According to the 2021 report from the Organisation for Economic Co-operation and Development (OECD), the UK net replacement rate — the ratio of pension income to pre-retirement earnings—is 58.1% for mandatory pensions.
Looking at the numbers, the UK pension compared to Europe is low, based on OECD’s average of 69.1%, but far from the lowest pension in Europe.
Many people in the UK choose to delay their pension and claim it at a later date (after they reach the State Pension age) to enjoy a higher income in retirement.
Uk citizens who reached the State Pension age on or after 6 April 2016 and choose to defer their State Pension can increase it by 1% every 9 weeks.
Those who reached State Pension age before 6 April 2016 have their pensions increased by 1% every 5 weeks. Once they claim it, they have the option to either receive a higher monthly income or take the extra State Pension as a lump sum.
The extra State Pension is taxable for all UK citizens. However, the deferral can still make a difference when comparing the state pension by country.
State pensions in Europe can vary significantly from one country to the next.

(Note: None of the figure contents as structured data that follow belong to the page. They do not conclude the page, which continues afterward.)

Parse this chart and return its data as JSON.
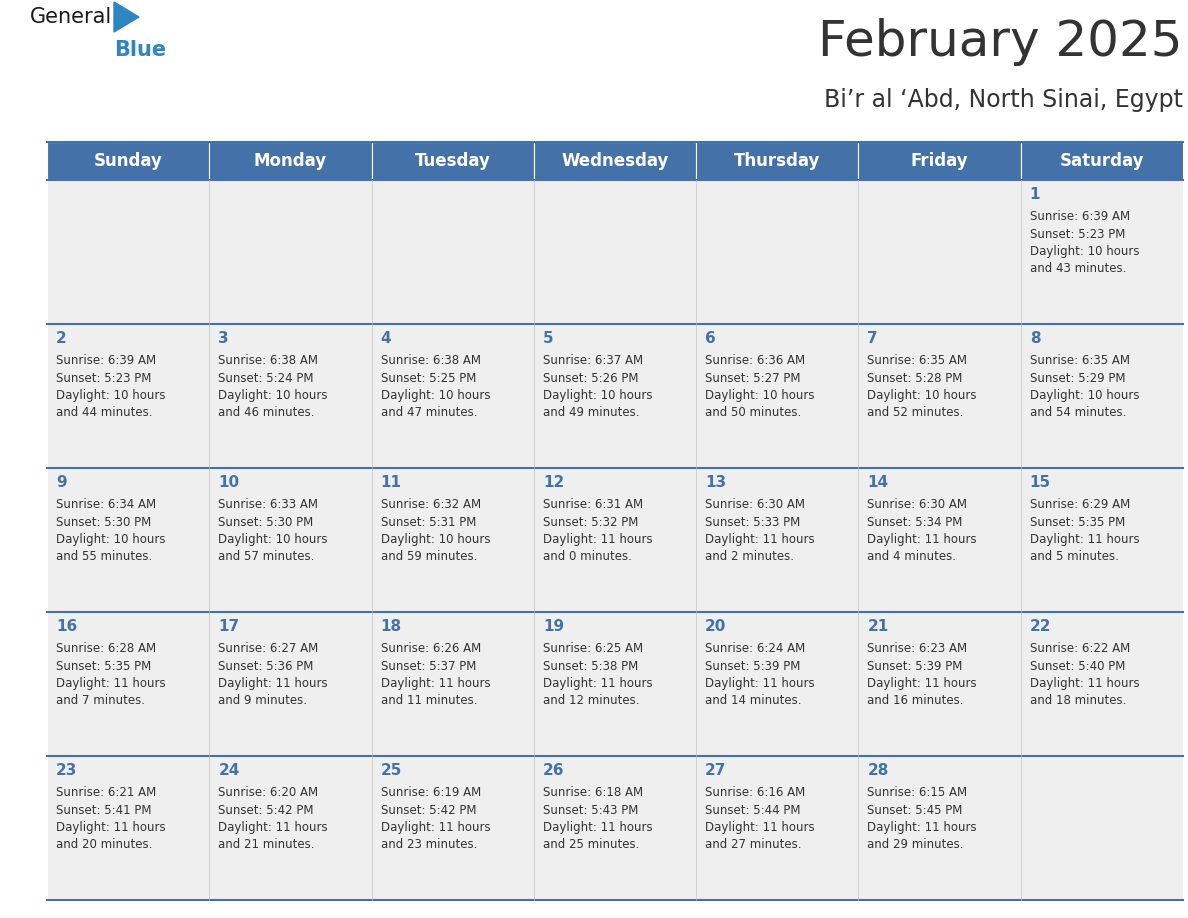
{
  "title": "February 2025",
  "subtitle": "Bi’r al ‘Abd, North Sinai, Egypt",
  "header_bg": "#4472A8",
  "header_text_color": "#FFFFFF",
  "cell_bg": "#EFEFEF",
  "cell_bg_white": "#FFFFFF",
  "day_number_color": "#4472A8",
  "text_color": "#333333",
  "border_color": "#4472A8",
  "days_of_week": [
    "Sunday",
    "Monday",
    "Tuesday",
    "Wednesday",
    "Thursday",
    "Friday",
    "Saturday"
  ],
  "weeks": [
    [
      {
        "day": null,
        "info": null
      },
      {
        "day": null,
        "info": null
      },
      {
        "day": null,
        "info": null
      },
      {
        "day": null,
        "info": null
      },
      {
        "day": null,
        "info": null
      },
      {
        "day": null,
        "info": null
      },
      {
        "day": 1,
        "info": "Sunrise: 6:39 AM\nSunset: 5:23 PM\nDaylight: 10 hours\nand 43 minutes."
      }
    ],
    [
      {
        "day": 2,
        "info": "Sunrise: 6:39 AM\nSunset: 5:23 PM\nDaylight: 10 hours\nand 44 minutes."
      },
      {
        "day": 3,
        "info": "Sunrise: 6:38 AM\nSunset: 5:24 PM\nDaylight: 10 hours\nand 46 minutes."
      },
      {
        "day": 4,
        "info": "Sunrise: 6:38 AM\nSunset: 5:25 PM\nDaylight: 10 hours\nand 47 minutes."
      },
      {
        "day": 5,
        "info": "Sunrise: 6:37 AM\nSunset: 5:26 PM\nDaylight: 10 hours\nand 49 minutes."
      },
      {
        "day": 6,
        "info": "Sunrise: 6:36 AM\nSunset: 5:27 PM\nDaylight: 10 hours\nand 50 minutes."
      },
      {
        "day": 7,
        "info": "Sunrise: 6:35 AM\nSunset: 5:28 PM\nDaylight: 10 hours\nand 52 minutes."
      },
      {
        "day": 8,
        "info": "Sunrise: 6:35 AM\nSunset: 5:29 PM\nDaylight: 10 hours\nand 54 minutes."
      }
    ],
    [
      {
        "day": 9,
        "info": "Sunrise: 6:34 AM\nSunset: 5:30 PM\nDaylight: 10 hours\nand 55 minutes."
      },
      {
        "day": 10,
        "info": "Sunrise: 6:33 AM\nSunset: 5:30 PM\nDaylight: 10 hours\nand 57 minutes."
      },
      {
        "day": 11,
        "info": "Sunrise: 6:32 AM\nSunset: 5:31 PM\nDaylight: 10 hours\nand 59 minutes."
      },
      {
        "day": 12,
        "info": "Sunrise: 6:31 AM\nSunset: 5:32 PM\nDaylight: 11 hours\nand 0 minutes."
      },
      {
        "day": 13,
        "info": "Sunrise: 6:30 AM\nSunset: 5:33 PM\nDaylight: 11 hours\nand 2 minutes."
      },
      {
        "day": 14,
        "info": "Sunrise: 6:30 AM\nSunset: 5:34 PM\nDaylight: 11 hours\nand 4 minutes."
      },
      {
        "day": 15,
        "info": "Sunrise: 6:29 AM\nSunset: 5:35 PM\nDaylight: 11 hours\nand 5 minutes."
      }
    ],
    [
      {
        "day": 16,
        "info": "Sunrise: 6:28 AM\nSunset: 5:35 PM\nDaylight: 11 hours\nand 7 minutes."
      },
      {
        "day": 17,
        "info": "Sunrise: 6:27 AM\nSunset: 5:36 PM\nDaylight: 11 hours\nand 9 minutes."
      },
      {
        "day": 18,
        "info": "Sunrise: 6:26 AM\nSunset: 5:37 PM\nDaylight: 11 hours\nand 11 minutes."
      },
      {
        "day": 19,
        "info": "Sunrise: 6:25 AM\nSunset: 5:38 PM\nDaylight: 11 hours\nand 12 minutes."
      },
      {
        "day": 20,
        "info": "Sunrise: 6:24 AM\nSunset: 5:39 PM\nDaylight: 11 hours\nand 14 minutes."
      },
      {
        "day": 21,
        "info": "Sunrise: 6:23 AM\nSunset: 5:39 PM\nDaylight: 11 hours\nand 16 minutes."
      },
      {
        "day": 22,
        "info": "Sunrise: 6:22 AM\nSunset: 5:40 PM\nDaylight: 11 hours\nand 18 minutes."
      }
    ],
    [
      {
        "day": 23,
        "info": "Sunrise: 6:21 AM\nSunset: 5:41 PM\nDaylight: 11 hours\nand 20 minutes."
      },
      {
        "day": 24,
        "info": "Sunrise: 6:20 AM\nSunset: 5:42 PM\nDaylight: 11 hours\nand 21 minutes."
      },
      {
        "day": 25,
        "info": "Sunrise: 6:19 AM\nSunset: 5:42 PM\nDaylight: 11 hours\nand 23 minutes."
      },
      {
        "day": 26,
        "info": "Sunrise: 6:18 AM\nSunset: 5:43 PM\nDaylight: 11 hours\nand 25 minutes."
      },
      {
        "day": 27,
        "info": "Sunrise: 6:16 AM\nSunset: 5:44 PM\nDaylight: 11 hours\nand 27 minutes."
      },
      {
        "day": 28,
        "info": "Sunrise: 6:15 AM\nSunset: 5:45 PM\nDaylight: 11 hours\nand 29 minutes."
      },
      {
        "day": null,
        "info": null
      }
    ]
  ],
  "logo_general_color": "#1a1a1a",
  "logo_blue_color": "#2E86C1",
  "fig_width": 11.88,
  "fig_height": 9.18,
  "title_fontsize": 36,
  "subtitle_fontsize": 17,
  "header_fontsize": 12,
  "day_num_fontsize": 11,
  "info_fontsize": 8.5
}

In France, state pensions are essentially funded by social security contributions, which are usually made by employers. Retirees must have worked for at least ten years to qualify for a state pension and can retire when they turn 62.
Under the French state pension program, retirees are entitled to a maximum of 50% of their yearly average wages, up to a maximum of €39,732 per year.
According to OECD numbers, state pensioners in France receive 74% of their working wage.
In Germany, the current official retirement age for both men and women is 65 years, but it is expected to climb to 67 by 2029, due to changes introduced by the government.
There are no maximum or minimum state pensions in the country. The amount depends on the worker’s average income, the number of years worked, and their age. The net replacement rate is 51%.
The state pension system in the UK operates on a pay-as-you-go basis. It is funded through social security taxes, which are paid both by employees and employers.
The retirement age in the US depends on the retiree’s year of birth and ranges between 62 and 70.
The amount depends on which state they live in, how long they’ve been part of the workforce, and the level of workplace pension. According to the OECD, the net replacement rate is 51%.
Australia’s state pension system is means-tested.
On average, Australian workers receive around 41% of their salary as the state pension.
However, the maximum amount retirees can receive is AUS $900.80 per fortnight, or AUS $679.00 if you’re in a couple (for a total of $1358). Currently, retirees in Australia can start claiming their state pension at the age of 65 and six months.
The UK pensions compared to other countries and the net replacement rate are below average. However, pensioners in the UK don’t rely on state pensions as much as retirees in other countries. What’s more, there are many benefits and allowances that retirees can claim, which can significantly boost their income in retirement. Finally, the amount of money you need for a comfortable retirement also depends on your lifestyle and personal circumstances.